= XS Cargo =

Canadian store chain

XS Cargo was a Canadian discount store chain founded in 1996 by Mike McKenna and headquartered in Mississauga, Ontario. At its peak, it operated 50 warehouse-style stores, the first of which opened in Edmonton, Alberta, mostly in strip malls, across eight provinces selling a wide range of brand name clearance, liquidated, overstocked and unsold merchandise purchased from distressed retailers. It also administered two distribution hubs in Edmonton and Mississauga.

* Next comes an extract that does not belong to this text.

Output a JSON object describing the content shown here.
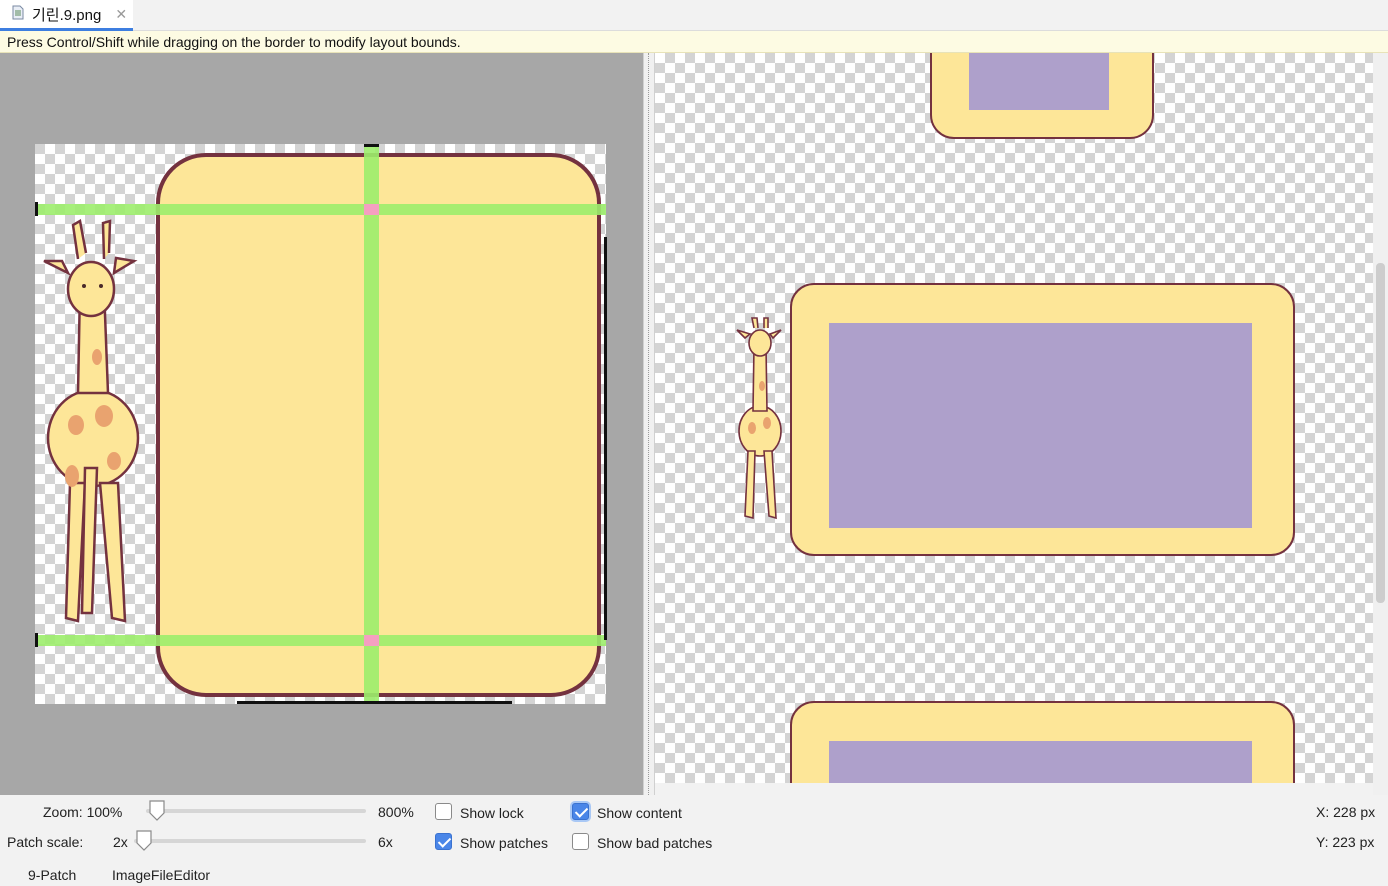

In June 2011, XS Cargo was sold for around $5.3 million to Greenwich, Connecticut-based private investment firm KarpReilly LLC. Duncan Reith, former senior vice president of merchandising for Canadian Tire Corporation, was named the company's new president and CEO, succeeding the retiring McKenna, in January 2012.

On July 30, 2014, XS Cargo filed for bankruptcy protection, reporting about $15.8 million in assets and $18.7 million in debt, including $7.4 million owed to unsecured creditors. In September, having been unable to successfully restructure, the chain began to liquidate its inventory; by October 26, all its brick-and-mortar outlets closed and the company officially went out of business. XS Cargo's liquidator cited the entry of Target into the Canadian market, which intensified competition among "well-established traditional retailers", resulting in diminishing business, as the prime reason for the company's failure.